Category Archives: Reverse Engineering

Brainstorming and case studies relating to craft of software reverse engineering.

Why So Many?

A multimedia colleague posed the quandary: “why are there 13 different lossless formats out there?” My best answer: Because there were at least 13 organizations or individuals that wanted their own flavor. We will probably discover that the underlying algorithms for all 13 are nearly indistingishable, just with slightly tweaked parameters. Indeed, the individual who reverse engineered Apple’s ALAC figured out portions by first understanding similar portions of FLAC.

I once reverse engineered an audio decoder from binary code only to find that is was a stock IMA ADPCM decoder. I didn’t see how it offered any advantage whatsoever over another available, free solution. I later had the opportunity to talk to someone involved with this variant’s creation. I asked why they chose to create their own format since it brought nothing new to the table; did they just want have their own format for the sake of it?

The response: “Doesn’t everybody?”

OpenRCE

Pursuant to my last post of black box reverse engineering, a piece of sliverware (hi spoon!) emailed me and tipped me off to various programs hosted at a site called OpenRCE. The RCE stands for reverse code engineering. Nice logo, too:


OpenRCE logo

I do appreciate it when people clue me into other resources out there dedicated to the fine art of reverse engineering. The articles and utilities hosted at OpenRCE appear to be a little more focused towards understanding malware which is a domain with somewhat different characteristics than multimedia, but certainly no less challenging.
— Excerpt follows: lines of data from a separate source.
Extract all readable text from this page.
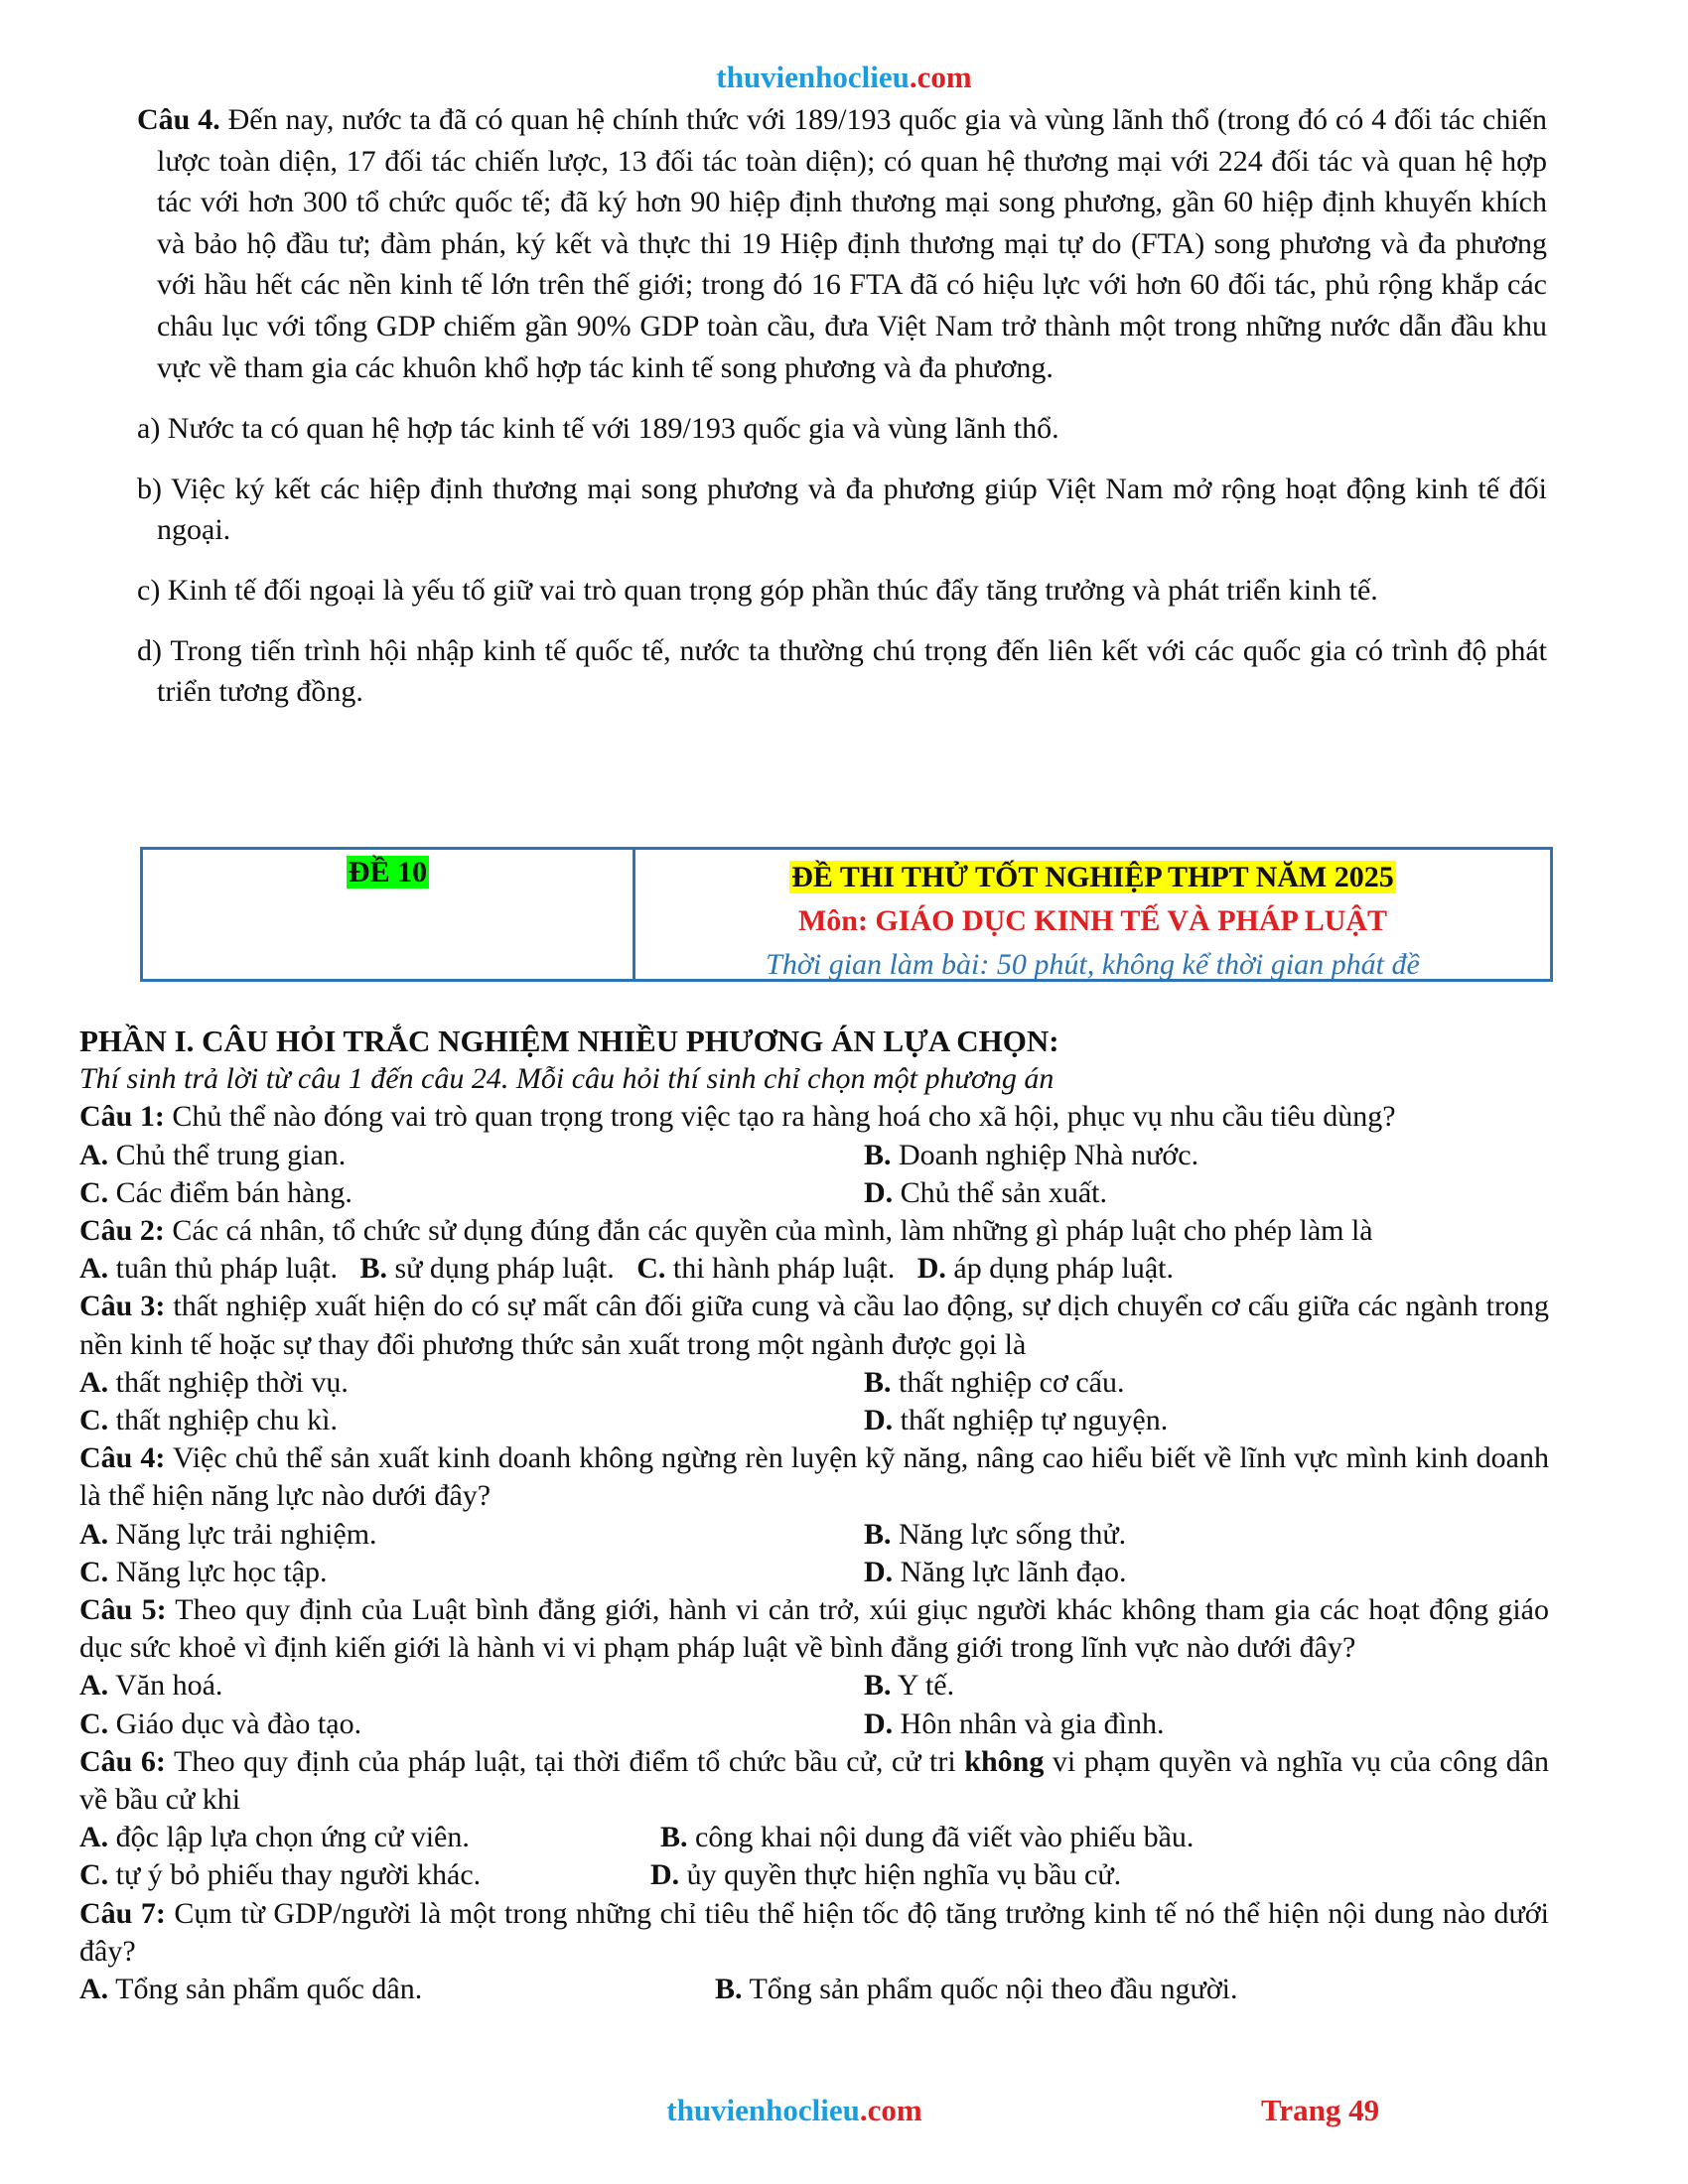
thuvienhoclieu.com

Câu 4. Đến nay, nước ta đã có quan hệ chính thức với 189/193 quốc gia và vùng lãnh thổ (trong đó có 4 đối tác chiến lược toàn diện, 17 đối tác chiến lược, 13 đối tác toàn diện); có quan hệ thương mại với 224 đối tác và quan hệ hợp tác với hơn 300 tổ chức quốc tế; đã ký hơn 90 hiệp định thương mại song phương, gần 60 hiệp định khuyến khích và bảo hộ đầu tư; đàm phán, ký kết và thực thi 19 Hiệp định thương mại tự do (FTA) song phương và đa phương với hầu hết các nền kinh tế lớn trên thế giới; trong đó 16 FTA đã có hiệu lực với hơn 60 đối tác, phủ rộng khắp các châu lục với tổng GDP chiếm gần 90% GDP toàn cầu, đưa Việt Nam trở thành một trong những nước dẫn đầu khu vực về tham gia các khuôn khổ hợp tác kinh tế song phương và đa phương.

a) Nước ta có quan hệ hợp tác kinh tế với 189/193 quốc gia và vùng lãnh thổ.

b) Việc ký kết các hiệp định thương mại song phương và đa phương giúp Việt Nam mở rộng hoạt động kinh tế đối ngoại.

c) Kinh tế đối ngoại là yếu tố giữ vai trò quan trọng góp phần thúc đẩy tăng trưởng và phát triển kinh tế.

d) Trong tiến trình hội nhập kinh tế quốc tế, nước ta thường chú trọng đến liên kết với các quốc gia có trình độ phát triển tương đồng.

ĐỀ 10	ĐỀ THI THỬ TỐT NGHIỆP THPT NĂM 2025
Môn: GIÁO DỤC KINH TẾ VÀ PHÁP LUẬT
Thời gian làm bài: 50 phút, không kể thời gian phát đề

PHẦN I. CÂU HỎI TRẮC NGHIỆM NHIỀU PHƯƠNG ÁN LỰA CHỌN:

Thí sinh trả lời từ câu 1 đến câu 24. Mỗi câu hỏi thí sinh chỉ chọn một phương án

Câu 1: Chủ thể nào đóng vai trò quan trọng trong việc tạo ra hàng hoá cho xã hội, phục vụ nhu cầu tiêu dùng?

A. Chủ thể trung gian.	B. Doanh nghiệp Nhà nước.
C. Các điểm bán hàng.	D. Chủ thể sản xuất.

Câu 2: Các cá nhân, tổ chức sử dụng đúng đắn các quyền của mình, làm những gì pháp luật cho phép làm là

A. tuân thủ pháp luật.
B. sử dụng pháp luật.
C. thi hành pháp luật.
D. áp dụng pháp luật.

Câu 3: thất nghiệp xuất hiện do có sự mất cân đối giữa cung và cầu lao động, sự dịch chuyển cơ cấu giữa các ngành trong nền kinh tế hoặc sự thay đổi phương thức sản xuất trong một ngành được gọi là

A. thất nghiệp thời vụ.	B. thất nghiệp cơ cấu.
C. thất nghiệp chu kì.	D. thất nghiệp tự nguyện.

Câu 4: Việc chủ thể sản xuất kinh doanh không ngừng rèn luyện kỹ năng, nâng cao hiểu biết về lĩnh vực mình kinh doanh là thể hiện năng lực nào dưới đây?

A. Năng lực trải nghiệm.	B. Năng lực sống thử.
C. Năng lực học tập.	D. Năng lực lãnh đạo.

Câu 5: Theo quy định của Luật bình đẳng giới, hành vi cản trở, xúi giục người khác không tham gia các hoạt động giáo dục sức khoẻ vì định kiến giới là hành vi vi phạm pháp luật về bình đẳng giới trong lĩnh vực nào dưới đây?

A. Văn hoá.	B. Y tế.
C. Giáo dục và đào tạo.	D. Hôn nhân và gia đình.

Câu 6: Theo quy định của pháp luật, tại thời điểm tổ chức bầu cử, cử tri không vi phạm quyền và nghĩa vụ của công dân về bầu cử khi

A. độc lập lựa chọn ứng cử viên.	B. công khai nội dung đã viết vào phiếu bầu.
C. tự ý bỏ phiếu thay người khác.	D. ủy quyền thực hiện nghĩa vụ bầu cử.

Câu 7: Cụm từ GDP/người là một trong những chỉ tiêu thể hiện tốc độ tăng trưởng kinh tế nó thể hiện nội dung nào dưới đây?

A. Tổng sản phẩm quốc dân.	B. Tổng sản phẩm quốc nội theo đầu người.
thuvienhoclieu.com	Trang 49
In particular, my attention was directed to a Python-based RE framework called Pai Mei as well as another tool named Process Stalker.

Related post:

Black Box Reverse Engineering

Reverse engineering an algorithm from binary code is tough enough. However, there is a larger issue of validation. One idea I have been thinking about for awhile is some method of hooking into an RE target during runtime and trapping data as it goes in and out of a particular function. The collected data would later be used as test vectors for the new implementation. However, it also occurred to me that this method could also be the RE tool itself. For example, if you are pretty sure that a particular piece of binary code operates as an inverse DCT, use the previously described method to observe data coming in and out. This can save you some trouble of tracing through a tedious stretch of code to determine that it actually is an IDCT. Plus, you can figure out if it is identical to, e.g., the standard MPEG/JPEG IDCT.
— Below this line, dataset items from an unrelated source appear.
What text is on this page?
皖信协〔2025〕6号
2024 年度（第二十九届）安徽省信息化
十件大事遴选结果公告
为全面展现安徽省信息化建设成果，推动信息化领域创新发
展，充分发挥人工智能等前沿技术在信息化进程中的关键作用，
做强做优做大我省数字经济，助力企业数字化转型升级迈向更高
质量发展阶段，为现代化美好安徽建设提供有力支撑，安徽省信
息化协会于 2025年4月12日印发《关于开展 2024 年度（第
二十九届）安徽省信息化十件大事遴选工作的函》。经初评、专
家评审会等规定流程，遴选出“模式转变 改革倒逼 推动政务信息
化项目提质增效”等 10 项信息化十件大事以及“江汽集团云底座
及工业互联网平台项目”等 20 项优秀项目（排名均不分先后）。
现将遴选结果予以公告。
Colleague Benjamin Larsson noted that this would be referred to as black box reverse engineering.


Black box

Another basic application of this technique would be to monitor the bitstream parsing function for a given input bitstream. Many multimedia decoders delegate all of their bitstream parsing duties to a small number of functions and this would be a great way to validate that a new decoder is chopping up a bitstream in the correct manner.
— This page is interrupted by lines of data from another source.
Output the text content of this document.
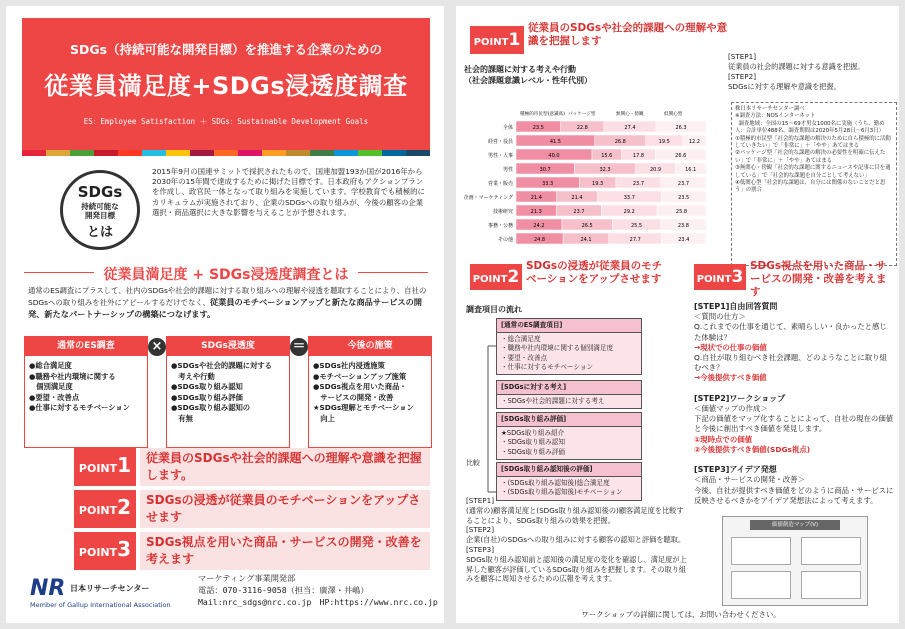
SDGs（持続可能な開発目標）を推進する企業のための
従業員満足度+SDGs浸透度調査
ES：Employee Satisfaction ＋ SDGs：Sustainable Development Goals
SDGs
持続可能な開発目標
とは
2015年9月の国連サミットで採択されたもので、国連加盟193か国が2016年から2030年の15年間で達成するために掲げた目標です。日本政府もアクションプランを作成し、政官民一体となって取り組みを実施しています。学校教育でも積極的にカリキュラムが実施されており、企業のSDGsへの取り組みが、今後の顧客の企業選択・商品選択に大きな影響を与えることが予想されます。
従業員満足度 + SDGs浸透度調査とは
通常のES調査にプラスして、社内のSDGsや社会的課題に対する取り組みへの理解や浸透を聴取することにより、自社のSDGsへの取り組みを社外にアピールするだけでなく、従業員のモチベーションアップと新たな商品サービスの開発、新たなパートナーシップの構築につなげます。
通常のES調査
●総合満足度
●職務や社内環境に関する
　個別満足度
●要望・改善点
●仕事に対するモチベーション
×	SDGs浸透度
●SDGsや社会的課題に対する
　考えや行動
●SDGs取り組み認知
●SDGs取り組み評価
●SDGs取り組み認知の
　有無
＝	今後の施策
●SDGs社内浸透施策
●モチベーションアップ施策
●SDGs視点を用いた商品・
　サービスの開発・改善
★SDGs理解とモチベーション
　向上
POINT1	従業員のSDGsや社会的課題への理解や意識を把握します。
POINT2	SDGsの浸透が従業員のモチベーションをアップさせます
POINT3	SDGs視点を用いた商品・サービスの開発・改善を考えます
NR 日本リサーチセンター
Member of Gallup International Association
マーケティング事業開発部
電話：070-3116-9058（担当：廣澤・井嶋）
Mail:nrc_sdgs@nrc.co.jp　HP:https://www.nrc.co.jp
POINT1
従業員のSDGsや社会的課題への理解や意識を把握します
社会的課題に対する考えや行動
（社会課題意識レベル・性年代別）
積極的市民型(意識高) パッケージ型	無関心・傍観	低関心型
全体	23.5	22.8	27.4	26.3
経営・役員	41.5	26.8	19.5	12.2
男性・人事	40.0	15.6	17.8	26.6
男性	30.7	32.3	20.9	16.1
営業・販売	33.3	19.3	23.7	23.7
企画・マーケティング	21.4	21.4	33.7	23.5
技術研究	21.3	23.7	29.2	25.8
事務・公務	24.2	26.5	25.5	23.8
その他	24.8	24.1	27.7	23.4
[STEP1]
従業員の社会的課題に対する意識を把握。
[STEP2]
SDGsに対する理解や意識を把握。
株日本リサーチセンター調べ
※調査方法：NOSインターネット
調査地域：全国の15～69才男女1000名に実施（うち、勤め人：合計単位488名、調査期間は2020年5月28日～6月3日）
①積極的市民型「社会的な課題の解決のために自ら積極的に活動していきたい」で「非常に」＋「やや」あてはまる
②パッケージ型「社会的な課題の解決の必要性を明確に伝えたい」で「非常に」＋「やや」あてはまる
③無関心・傍観「社会的な課題に関するニュースや記事に目を通している」で「社会的な課題を自分ごとして考えない」
④低関心型「社会的な課題は、自分には関係のないことだと思う」の割合
POINT2
SDGsの浸透が従業員のモチベーションをアップさせます
調査項目の流れ
比較
[通常のES調査項目]
・総合満足度
・職務や社内環境に関する個別満足度
・要望・改善点
・仕事に対するモチベーション
[SDGsに対する考え]
・SDGsや社会的課題に対する考え
[SDGs取り組み評価]
★SDGs取り組み紹介
・SDGs取り組み認知
・SDGs取り組み評価
[SDGs取り組み認知後の評価]
・(SDGs取り組み認知後)総合満足度
・(SDGs取り組み認知後)モチベーション
[STEP1]
(通常の)顧客満足度と(SDGs取り組み認知後の)顧客満足度を比較することにより、SDGs取り組みの効果を把握。
[STEP2]
企業(自社)のSDGsへの取り組みに対する顧客の認知と評価を聴取。
[STEP3]
SDGs取り組み認知前と認知後の満足度の変化を確認し、満足度が上昇した顧客が評価しているSDGs取り組みを把握します。その取り組みを顧客に周知させるための広報を考えます。
POINT3
SDGs視点を用いた商品・サービスの開発・改善を考えます
[STEP1]自由回答質問
＜質問の仕方＞
Q.これまでの仕事を通じて、素晴らしい・良かったと感じた体験は？
→現状での仕事の価値
Q.自社が取り組むべき社会課題、どのようなことに取り組むべき？
→今後提供すべき価値

[STEP2]ワークショップ
＜価値マップの作成＞
下記の価値をマップ化することによって、自社の現在の価値と今後に創出すべき価値を発見します。
①現時点での価値
②今後提供すべき価値(SDGs視点)

[STEP3]アイデア発想
＜商品・サービスの開発・改善＞
今後、自社が提供すべき価値をどのように商品・サービスに反映させるべきかをアイデア発想法によって考えます。
価値創造マップ(V)
ワークショップの詳細に関しては、お問い合わせください。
How to accomplish this? I recently sat down and actually read through the entire GNU Debugger manual to see what interesting features I might have been missing all these years. I discovered tracepoints. These apparently let you gather data about a program without stopping the program periodically. Unfortunately, I don’t think the facility is flexible enough to do what I outline above.

Are there tools that can already do what is described here? Or will it take some custom tools? If it takes custom tools, I already have a head start with some of my experiments.